Scientists at the Climate Prediction Center announced Thursday morning that Pacific Ocean temperatures are warmer than normal, continuing to signal a developing El Niño pattern.
However, water temperatures and atmospheric conditions have not yet reached the threshold that would classify a fully developed El Niño.
It remains likely an El Niño pattern will still develop later this summer or Autumn.
The U.S. weather forecaster maintained its outlook for the El Nino weather phenomenon in its monthly update on Thursday, pegging the chances of the weather pattern striking during the Northern Hemisphere summer at 70 percent.
The Climate Prediction Center, an agency of the US National Weather Service, said there was close to an 80 percent chance of El Niño, during the autumn and early winter.
The agency downplayed the likelihood of a strong El Niño, predicting it will peak at “weak-to-moderate” strength during the late fall and early winter and last until spring of 2015.

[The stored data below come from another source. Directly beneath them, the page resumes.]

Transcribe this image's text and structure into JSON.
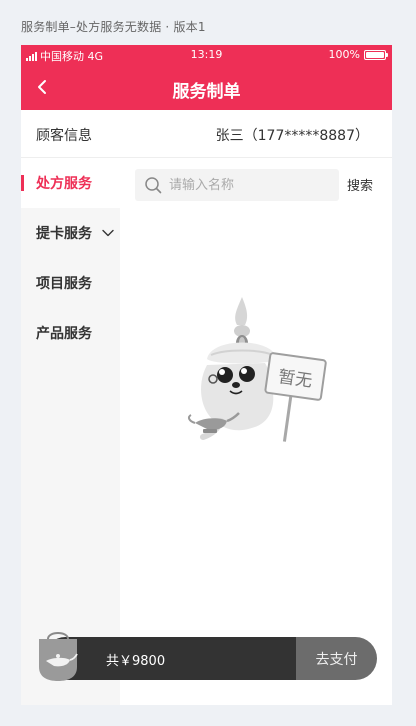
{
  "caption": "服务制单–处方服务无数据 · 版本1",
  "status_bar": {
    "carrier": "中国移动 4G",
    "time": "13:19",
    "battery": "100%"
  },
  "nav": {
    "title": "服务制单",
    "back_icon": "chevron-left-icon"
  },
  "customer": {
    "label": "顾客信息",
    "value": "张三（177*****8887）"
  },
  "side_menu": {
    "items": [
      {
        "label": "处方服务",
        "active": true
      },
      {
        "label": "提卡服务",
        "has_dropdown": true
      },
      {
        "label": "项目服务"
      },
      {
        "label": "产品服务"
      }
    ]
  },
  "search": {
    "placeholder": "请输入名称",
    "button_label": "搜索",
    "icon": "search-icon"
  },
  "empty_state": {
    "sign_text": "暂无"
  },
  "cart": {
    "total_label": "共￥9800",
    "pay_label": "去支付",
    "icon": "shopping-bag-icon"
  },
  "colors": {
    "brand": "#ee2f56",
    "cart_dark": "#333333",
    "pay_disabled": "#6c6c6c"
  }
}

“Over the last month, no significant change was evident in the model forecasts of ENSO, with the majority of models indicating El Niño onset within June-August and continuing into early 2015,” says the Center in its report.
“At this time, the forecasters anticipate El Niño will peak at weak-to-moderate strength during the late fall and early winter. The chance of El Niño is about 70% during the Northern Hemisphere summer and is close to 80% during the fall and early winter.”